In this area, air technology, compared with electric one, proves to be an optimal choice, with significant benefits not only from a technical point of view but also in operator use, both in terms of safety and convenience.
Infact, air motors made by Fiam integrated as components in meat processing tools have these key features:
• IP67 rating that prevents water/ steam/dust from entering the motor and consequent risk of damage or worse short circuits
• High corrosion resistance due to galvanic that make them highly resistant to aggressive agents
• Fabrication with high-quality stainless steels that meet ISO standards
• Cavity-free outer surfaces that prevent dust and dirt accumulation and ensure ease of cleaning and sterilization
• Gears processed with foodgrade lubricant and internal coatings made with specific treatments to reduce vane friction and increase motor life.

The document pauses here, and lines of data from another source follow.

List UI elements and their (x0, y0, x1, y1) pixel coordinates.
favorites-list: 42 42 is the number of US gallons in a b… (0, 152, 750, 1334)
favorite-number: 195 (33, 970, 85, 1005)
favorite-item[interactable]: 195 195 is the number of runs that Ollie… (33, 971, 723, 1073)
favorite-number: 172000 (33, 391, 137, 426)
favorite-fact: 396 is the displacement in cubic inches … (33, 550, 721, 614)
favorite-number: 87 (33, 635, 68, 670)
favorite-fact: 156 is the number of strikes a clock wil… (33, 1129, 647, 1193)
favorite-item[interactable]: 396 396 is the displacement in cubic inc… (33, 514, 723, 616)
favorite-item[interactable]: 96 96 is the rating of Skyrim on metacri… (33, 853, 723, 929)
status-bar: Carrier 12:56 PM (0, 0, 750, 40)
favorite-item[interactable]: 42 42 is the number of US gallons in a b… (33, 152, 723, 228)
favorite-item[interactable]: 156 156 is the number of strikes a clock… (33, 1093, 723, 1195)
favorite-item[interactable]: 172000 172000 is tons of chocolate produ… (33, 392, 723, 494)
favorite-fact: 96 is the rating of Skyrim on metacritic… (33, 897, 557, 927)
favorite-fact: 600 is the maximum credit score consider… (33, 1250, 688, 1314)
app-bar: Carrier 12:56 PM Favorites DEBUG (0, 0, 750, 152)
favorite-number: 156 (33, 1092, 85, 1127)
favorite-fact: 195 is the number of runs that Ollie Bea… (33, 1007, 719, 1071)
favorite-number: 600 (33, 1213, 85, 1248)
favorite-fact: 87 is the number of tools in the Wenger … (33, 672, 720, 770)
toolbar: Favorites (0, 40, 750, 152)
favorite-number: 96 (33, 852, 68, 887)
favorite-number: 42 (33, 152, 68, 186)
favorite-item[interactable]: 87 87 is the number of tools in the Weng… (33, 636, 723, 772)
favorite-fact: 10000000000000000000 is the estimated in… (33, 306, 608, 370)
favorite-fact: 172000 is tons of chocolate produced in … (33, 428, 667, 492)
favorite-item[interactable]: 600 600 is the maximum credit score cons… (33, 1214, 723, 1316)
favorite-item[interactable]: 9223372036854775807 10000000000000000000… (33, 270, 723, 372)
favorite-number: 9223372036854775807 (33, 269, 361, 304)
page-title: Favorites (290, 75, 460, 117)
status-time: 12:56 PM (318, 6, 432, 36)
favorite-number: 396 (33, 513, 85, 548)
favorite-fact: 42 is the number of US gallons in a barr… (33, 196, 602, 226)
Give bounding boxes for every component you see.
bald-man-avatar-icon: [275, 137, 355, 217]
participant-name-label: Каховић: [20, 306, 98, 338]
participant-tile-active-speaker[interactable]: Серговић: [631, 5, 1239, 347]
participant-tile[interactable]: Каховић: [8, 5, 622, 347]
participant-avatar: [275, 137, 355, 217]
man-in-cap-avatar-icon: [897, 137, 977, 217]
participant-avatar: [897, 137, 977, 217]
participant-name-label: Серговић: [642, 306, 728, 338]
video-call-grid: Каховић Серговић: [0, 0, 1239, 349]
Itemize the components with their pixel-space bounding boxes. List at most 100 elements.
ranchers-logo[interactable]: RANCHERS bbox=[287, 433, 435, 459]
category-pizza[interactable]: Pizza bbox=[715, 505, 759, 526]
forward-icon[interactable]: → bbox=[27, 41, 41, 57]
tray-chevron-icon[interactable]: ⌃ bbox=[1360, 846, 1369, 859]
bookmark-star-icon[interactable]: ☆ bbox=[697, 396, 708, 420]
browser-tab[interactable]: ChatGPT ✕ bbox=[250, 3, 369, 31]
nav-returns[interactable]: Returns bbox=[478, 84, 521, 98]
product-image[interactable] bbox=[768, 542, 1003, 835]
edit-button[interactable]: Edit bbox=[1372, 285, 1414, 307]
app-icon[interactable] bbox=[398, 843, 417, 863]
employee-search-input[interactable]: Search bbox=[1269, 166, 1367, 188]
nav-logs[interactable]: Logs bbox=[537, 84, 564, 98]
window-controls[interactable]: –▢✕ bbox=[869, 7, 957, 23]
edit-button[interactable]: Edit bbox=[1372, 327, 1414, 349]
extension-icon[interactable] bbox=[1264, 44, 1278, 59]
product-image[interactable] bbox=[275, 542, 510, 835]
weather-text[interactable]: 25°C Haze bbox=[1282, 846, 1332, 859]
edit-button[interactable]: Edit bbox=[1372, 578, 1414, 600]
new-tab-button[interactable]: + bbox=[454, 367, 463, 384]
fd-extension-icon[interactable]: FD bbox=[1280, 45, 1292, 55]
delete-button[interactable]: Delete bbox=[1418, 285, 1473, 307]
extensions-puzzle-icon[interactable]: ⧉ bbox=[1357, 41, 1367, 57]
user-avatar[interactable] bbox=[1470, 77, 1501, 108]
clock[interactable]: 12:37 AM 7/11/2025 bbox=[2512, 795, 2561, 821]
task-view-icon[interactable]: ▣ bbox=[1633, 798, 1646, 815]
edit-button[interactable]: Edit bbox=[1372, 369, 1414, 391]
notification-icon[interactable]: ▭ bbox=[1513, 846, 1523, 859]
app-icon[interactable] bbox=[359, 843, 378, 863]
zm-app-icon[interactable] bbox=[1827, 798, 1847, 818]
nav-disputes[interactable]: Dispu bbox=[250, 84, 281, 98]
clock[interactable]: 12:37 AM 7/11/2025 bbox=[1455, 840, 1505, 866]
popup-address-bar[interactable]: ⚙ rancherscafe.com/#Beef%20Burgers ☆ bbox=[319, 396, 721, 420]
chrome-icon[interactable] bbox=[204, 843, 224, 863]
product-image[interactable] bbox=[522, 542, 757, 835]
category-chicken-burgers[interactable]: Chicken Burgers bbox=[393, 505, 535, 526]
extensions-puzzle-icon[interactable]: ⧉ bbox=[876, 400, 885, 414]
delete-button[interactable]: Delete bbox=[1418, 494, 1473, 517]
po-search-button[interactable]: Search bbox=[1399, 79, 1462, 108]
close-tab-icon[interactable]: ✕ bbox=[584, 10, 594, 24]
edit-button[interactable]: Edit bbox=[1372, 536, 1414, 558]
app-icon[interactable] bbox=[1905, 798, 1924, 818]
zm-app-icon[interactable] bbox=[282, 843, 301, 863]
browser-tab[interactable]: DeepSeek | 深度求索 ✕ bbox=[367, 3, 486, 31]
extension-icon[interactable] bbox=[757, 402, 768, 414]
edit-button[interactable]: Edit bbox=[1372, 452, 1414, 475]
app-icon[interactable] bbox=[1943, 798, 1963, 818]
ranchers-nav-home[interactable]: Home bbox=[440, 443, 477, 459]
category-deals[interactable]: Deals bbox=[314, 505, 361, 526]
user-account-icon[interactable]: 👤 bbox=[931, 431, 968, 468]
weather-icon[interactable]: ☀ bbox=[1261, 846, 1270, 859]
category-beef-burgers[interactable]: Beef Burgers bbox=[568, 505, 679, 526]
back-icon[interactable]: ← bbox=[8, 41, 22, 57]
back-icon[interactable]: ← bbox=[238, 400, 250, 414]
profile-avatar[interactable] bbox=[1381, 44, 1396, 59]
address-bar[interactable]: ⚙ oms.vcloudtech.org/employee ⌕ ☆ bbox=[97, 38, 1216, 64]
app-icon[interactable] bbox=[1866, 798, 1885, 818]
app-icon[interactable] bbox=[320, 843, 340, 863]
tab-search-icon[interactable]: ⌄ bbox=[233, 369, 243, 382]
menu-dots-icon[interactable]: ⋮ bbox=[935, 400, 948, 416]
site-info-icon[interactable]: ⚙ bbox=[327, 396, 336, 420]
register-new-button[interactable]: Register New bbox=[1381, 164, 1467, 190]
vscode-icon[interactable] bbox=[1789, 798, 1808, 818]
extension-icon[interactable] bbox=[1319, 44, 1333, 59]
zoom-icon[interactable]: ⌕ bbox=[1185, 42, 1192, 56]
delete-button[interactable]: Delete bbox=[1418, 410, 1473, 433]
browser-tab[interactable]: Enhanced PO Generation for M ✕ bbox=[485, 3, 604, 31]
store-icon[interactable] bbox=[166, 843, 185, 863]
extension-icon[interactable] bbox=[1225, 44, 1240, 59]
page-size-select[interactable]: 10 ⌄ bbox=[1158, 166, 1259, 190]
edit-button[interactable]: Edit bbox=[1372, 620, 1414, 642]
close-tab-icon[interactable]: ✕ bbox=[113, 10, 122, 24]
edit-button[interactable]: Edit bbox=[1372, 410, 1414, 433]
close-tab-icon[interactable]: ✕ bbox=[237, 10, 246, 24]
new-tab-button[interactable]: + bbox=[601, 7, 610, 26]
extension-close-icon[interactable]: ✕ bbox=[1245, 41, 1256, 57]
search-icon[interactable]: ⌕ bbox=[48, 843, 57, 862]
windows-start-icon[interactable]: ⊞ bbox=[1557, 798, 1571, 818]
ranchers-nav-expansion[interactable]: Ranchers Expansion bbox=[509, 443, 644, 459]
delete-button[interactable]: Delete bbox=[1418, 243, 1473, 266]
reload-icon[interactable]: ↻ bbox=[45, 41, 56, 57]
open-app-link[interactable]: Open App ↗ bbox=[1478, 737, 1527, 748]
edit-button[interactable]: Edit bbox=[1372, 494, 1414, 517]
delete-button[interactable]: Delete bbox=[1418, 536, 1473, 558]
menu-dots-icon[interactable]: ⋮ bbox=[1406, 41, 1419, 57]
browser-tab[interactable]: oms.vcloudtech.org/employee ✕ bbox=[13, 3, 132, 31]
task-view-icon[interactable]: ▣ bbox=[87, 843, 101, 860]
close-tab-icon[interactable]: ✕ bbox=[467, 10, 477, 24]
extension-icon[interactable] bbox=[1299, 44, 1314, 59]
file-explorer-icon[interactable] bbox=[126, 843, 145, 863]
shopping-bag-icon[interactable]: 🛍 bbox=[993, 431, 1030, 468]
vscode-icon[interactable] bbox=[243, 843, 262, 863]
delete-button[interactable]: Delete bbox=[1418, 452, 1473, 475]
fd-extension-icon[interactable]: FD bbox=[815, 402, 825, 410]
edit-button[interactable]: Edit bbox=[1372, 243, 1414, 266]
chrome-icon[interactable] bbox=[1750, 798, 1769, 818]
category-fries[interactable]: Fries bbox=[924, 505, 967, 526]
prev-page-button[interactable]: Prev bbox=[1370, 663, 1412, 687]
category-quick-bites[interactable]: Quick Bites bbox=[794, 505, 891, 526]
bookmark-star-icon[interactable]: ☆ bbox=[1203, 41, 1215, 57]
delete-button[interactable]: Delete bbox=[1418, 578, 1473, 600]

Handheld tools air motors driven so, for the safety aspects related to the constant presence of water and moisture in production sites (driven by cleaning and sterilization requirements), are perfectly compatible with the food industry, as they can be easily cleaned without the risk of a drop in performance or damage to internal components if the tool is not carefully dried.
Otherwise, tools with electric motors are extremely delicate, as even the smallest bit of dirt could damage them. This implies scrupulous cleaning activities with very fine drying steps to avert possible short circuits that would irreparably damage the tools, also compromising safety for operators.
Compared to electric motors of equal power, air motors are able to work withstanding repeated starts and stops and, if brought to a shut-down, do not generate any overheating, actually cooling down while running and thus preventing any risk of short-circuiting.
Electric tools, on the other hand, have a greater complexity due to the technology used, which makes them more difficult to repair, more subject to the risk of damage, with higher costs to be incurred not only in maintenance, but also for customization requirements to the applications needed.
Finally, the dimensional factor is decisive for the inclusion of air motors on handheld tools of different types, especially in terms of overall dimensions and weight.
Compared to electric motors, which make handheld tools heavy and bulky, the compactness and low weights of air motors mean in fact that they take up less space, a quarter of an electric motor of equivalent power, and favour their installation on any tool, even the smallest.
Not to mention the low level of vibration transmitted by the motor to the tool and thus to the hand-arm system. This translates into ergonomic advantage for the operator, who can have air tools that reduce fatigue and the risk of “end of shift” injuries, facilitate operations and increase safety in work environments.